We drove south to our first stop, Kalona. The town, along with the rural areas around it, has a large Amish population.

The Amish began migrating to the Americas from Europe in the 18th century and are an Anabaptist Christian denomination, the most traditional of whom shun modernity entirely.

Old Order Amish do not use electricity, telephones or the motor car. They dress in Victorian-era clothes, farm their land using horses and speak in a peculiar German dialect.

In Kalona, we headed to a historical village showing how the Amish live and visited a small museum of elaborate, colourful, Bible or Iowa-inspired friendship quilts - something for which Amish women are famous.

As we headed out of town on gravel tracks linking isolated farms, stores and churches, a heavy snow began to fall. We drove past Amish families travelling in horse-drawn buggies, some enclosed but others exposed to the blizzard.

Then, in the gas-lit Community Country Store, dim as snow fall blotted out what was left of the late-afternoon sun, we bought home-made jam and pumpkin cake.

Another community is the Amana Colonies, a group of seven villages close to Iowa City.
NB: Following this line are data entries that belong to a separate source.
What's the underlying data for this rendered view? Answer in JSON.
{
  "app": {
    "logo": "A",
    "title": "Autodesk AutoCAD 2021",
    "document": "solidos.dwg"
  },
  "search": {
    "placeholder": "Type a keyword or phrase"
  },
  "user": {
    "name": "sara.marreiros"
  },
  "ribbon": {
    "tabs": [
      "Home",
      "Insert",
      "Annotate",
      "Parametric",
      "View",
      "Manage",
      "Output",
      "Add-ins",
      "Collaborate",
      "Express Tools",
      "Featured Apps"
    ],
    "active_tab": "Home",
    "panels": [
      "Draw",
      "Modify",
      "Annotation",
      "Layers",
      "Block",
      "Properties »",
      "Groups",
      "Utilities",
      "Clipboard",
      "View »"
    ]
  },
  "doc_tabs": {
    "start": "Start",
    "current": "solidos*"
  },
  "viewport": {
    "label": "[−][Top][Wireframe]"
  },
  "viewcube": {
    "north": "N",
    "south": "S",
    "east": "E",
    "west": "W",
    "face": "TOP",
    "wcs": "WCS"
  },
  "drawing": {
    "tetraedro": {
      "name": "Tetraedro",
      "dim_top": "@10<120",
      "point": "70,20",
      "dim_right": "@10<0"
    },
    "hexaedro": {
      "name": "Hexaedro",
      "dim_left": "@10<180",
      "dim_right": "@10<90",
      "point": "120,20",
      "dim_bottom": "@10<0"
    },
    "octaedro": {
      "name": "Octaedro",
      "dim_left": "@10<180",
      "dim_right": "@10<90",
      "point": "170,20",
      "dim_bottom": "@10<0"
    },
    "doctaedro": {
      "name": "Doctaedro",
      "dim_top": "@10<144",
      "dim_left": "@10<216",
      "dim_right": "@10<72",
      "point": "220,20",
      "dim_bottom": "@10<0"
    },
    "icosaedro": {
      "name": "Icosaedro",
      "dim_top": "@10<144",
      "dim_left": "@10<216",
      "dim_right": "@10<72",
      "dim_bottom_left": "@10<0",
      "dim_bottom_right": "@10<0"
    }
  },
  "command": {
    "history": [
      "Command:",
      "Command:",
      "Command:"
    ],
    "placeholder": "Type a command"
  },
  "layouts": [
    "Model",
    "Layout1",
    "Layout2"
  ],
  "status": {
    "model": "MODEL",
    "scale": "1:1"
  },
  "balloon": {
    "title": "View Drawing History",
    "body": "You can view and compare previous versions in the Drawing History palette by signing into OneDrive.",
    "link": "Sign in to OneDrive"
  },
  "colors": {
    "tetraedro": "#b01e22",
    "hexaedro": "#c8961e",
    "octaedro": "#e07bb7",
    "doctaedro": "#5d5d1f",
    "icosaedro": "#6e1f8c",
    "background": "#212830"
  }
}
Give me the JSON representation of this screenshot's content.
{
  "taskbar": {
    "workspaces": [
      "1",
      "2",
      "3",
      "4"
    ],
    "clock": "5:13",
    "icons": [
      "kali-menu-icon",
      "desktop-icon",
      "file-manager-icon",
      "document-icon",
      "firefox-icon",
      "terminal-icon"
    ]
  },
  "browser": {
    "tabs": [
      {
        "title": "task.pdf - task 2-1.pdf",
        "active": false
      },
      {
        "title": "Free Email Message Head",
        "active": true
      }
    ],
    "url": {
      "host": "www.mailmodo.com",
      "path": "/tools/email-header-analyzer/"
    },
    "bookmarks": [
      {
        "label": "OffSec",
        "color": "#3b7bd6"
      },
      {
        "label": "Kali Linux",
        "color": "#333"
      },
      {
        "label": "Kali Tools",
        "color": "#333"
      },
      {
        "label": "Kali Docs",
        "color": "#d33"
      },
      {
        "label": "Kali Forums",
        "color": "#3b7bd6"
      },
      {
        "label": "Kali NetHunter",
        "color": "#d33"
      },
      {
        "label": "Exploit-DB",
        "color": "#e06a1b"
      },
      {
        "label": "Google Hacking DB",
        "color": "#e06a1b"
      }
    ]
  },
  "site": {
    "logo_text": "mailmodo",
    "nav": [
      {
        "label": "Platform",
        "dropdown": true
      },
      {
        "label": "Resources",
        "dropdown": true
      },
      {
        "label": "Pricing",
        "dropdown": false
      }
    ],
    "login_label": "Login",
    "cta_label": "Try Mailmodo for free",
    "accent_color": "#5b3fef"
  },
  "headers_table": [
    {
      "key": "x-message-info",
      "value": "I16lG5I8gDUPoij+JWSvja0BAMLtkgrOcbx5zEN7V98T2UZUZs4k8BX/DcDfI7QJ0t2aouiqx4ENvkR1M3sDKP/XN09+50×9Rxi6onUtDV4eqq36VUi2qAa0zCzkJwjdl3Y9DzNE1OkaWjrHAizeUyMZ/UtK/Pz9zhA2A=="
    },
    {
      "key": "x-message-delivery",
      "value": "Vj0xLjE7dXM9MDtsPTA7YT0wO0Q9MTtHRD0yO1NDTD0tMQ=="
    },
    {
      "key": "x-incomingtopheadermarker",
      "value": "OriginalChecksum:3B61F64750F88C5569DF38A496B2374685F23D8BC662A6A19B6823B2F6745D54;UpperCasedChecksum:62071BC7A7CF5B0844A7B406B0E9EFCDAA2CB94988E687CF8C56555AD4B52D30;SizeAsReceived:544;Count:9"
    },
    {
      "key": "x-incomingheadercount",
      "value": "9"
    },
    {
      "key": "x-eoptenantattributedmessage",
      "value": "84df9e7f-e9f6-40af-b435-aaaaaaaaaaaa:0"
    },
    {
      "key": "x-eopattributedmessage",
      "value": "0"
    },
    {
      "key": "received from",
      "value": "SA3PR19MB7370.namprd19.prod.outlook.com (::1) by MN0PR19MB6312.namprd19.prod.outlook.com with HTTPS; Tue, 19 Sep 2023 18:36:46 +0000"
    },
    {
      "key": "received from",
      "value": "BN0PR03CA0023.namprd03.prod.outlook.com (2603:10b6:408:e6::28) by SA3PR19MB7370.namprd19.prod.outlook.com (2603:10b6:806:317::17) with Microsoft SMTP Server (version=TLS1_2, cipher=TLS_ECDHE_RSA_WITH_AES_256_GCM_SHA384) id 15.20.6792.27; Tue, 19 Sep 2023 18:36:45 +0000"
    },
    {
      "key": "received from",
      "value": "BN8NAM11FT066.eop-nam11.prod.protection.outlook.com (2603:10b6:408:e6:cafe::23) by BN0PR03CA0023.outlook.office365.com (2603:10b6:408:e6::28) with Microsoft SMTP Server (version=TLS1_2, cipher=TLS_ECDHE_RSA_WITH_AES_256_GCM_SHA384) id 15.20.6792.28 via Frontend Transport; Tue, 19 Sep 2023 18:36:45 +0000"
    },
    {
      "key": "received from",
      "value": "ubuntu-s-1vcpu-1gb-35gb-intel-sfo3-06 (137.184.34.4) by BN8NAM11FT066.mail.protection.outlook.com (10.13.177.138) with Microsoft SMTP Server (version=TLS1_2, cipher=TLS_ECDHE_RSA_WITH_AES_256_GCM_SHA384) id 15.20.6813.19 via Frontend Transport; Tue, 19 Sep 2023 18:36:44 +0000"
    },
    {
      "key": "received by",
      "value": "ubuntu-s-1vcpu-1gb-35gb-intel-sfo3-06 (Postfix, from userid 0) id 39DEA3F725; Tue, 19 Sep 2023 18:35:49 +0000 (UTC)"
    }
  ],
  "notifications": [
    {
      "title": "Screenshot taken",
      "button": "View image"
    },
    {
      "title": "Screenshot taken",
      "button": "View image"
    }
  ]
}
Originally settled by a German pietist group in 1855, the settlements were run on communist lines until the mid-1930s.

At that point, economic problems and social stresses forced the community to form a shared company to own property and run its businesses for profit, ending the experiment.

We spent a morning in Amana, a three-street village filled with craft and food shops. At the Ox Yoke Inn we had a vast lunch of German food served "family style" - with numerous dishes in small plates that can be refilled - as is the norm in the colonies.

Then we took a look at a quilting store and popped into the local micro-brewery, before heading to a chocolate shop for guilt-inducing coffees with shots of rich chocolate.

We also visited West Branch, a tiny town that would be unremarkable except for its most famous son: US president Herbert Hoover. Today it's the site of a museum, his birthplace and recreated buildings from his early life: a Quaker meeting house, school room and blacksmith's forge.

Hoover's life surely exemplifies the American dream. His parents' home was a small two-room shack. But he rose to become a mining engineer before being elected shortly before the Wall Street Crash, in 1929.

Despite all this, he is viewed with scorn by many Americans as the man who failed to deliver the US from the Great Depression, although that is scarcely mentioned in the glowing account of his works the museum gives.

It took two hours on a dead-straight highway surrounded by snow-quilted fields to reach Des Moines, the state capital. We stayed in East Village, a former industrial area that is gradually being turned into loft apartments and trendy restaurants.

Nearby is the pinnacle of the city, the magnificent State Capitol, with its stunning gilded dome.

Completed in 1886, the building offers a fascinating insight into post-Civil War America, not only by the canons around it. Frescos line the walls around the rotunda but instead of Greek gods, they depict 19th century Iowans building the state.

After taking a quick tour of its glistening interior, and the state legislature assemblies, we wandered the grounds to view some of the statues scattered there. One that stood out was a civil war monument portraying Iowa as a young mother offering "nourishment" to her children in the most seductive manner imaginable.

We were in need of nourishment ourselves and headed to the nearby Gong Fu teahouse, a wondrous independent establishment. Behind a long hardwood counter there are 500 jars filled with different teas - a catalogue is provided to guide drinkers' taste buds.

Despite this being the land of coffee culture, plenty of locals were trying a brew.

You may not read about Iowa in your newspaper for another four years. But I discovered the state, with all its unique charms, certainly has something to offer the visitor curious to experience some genuine American culture.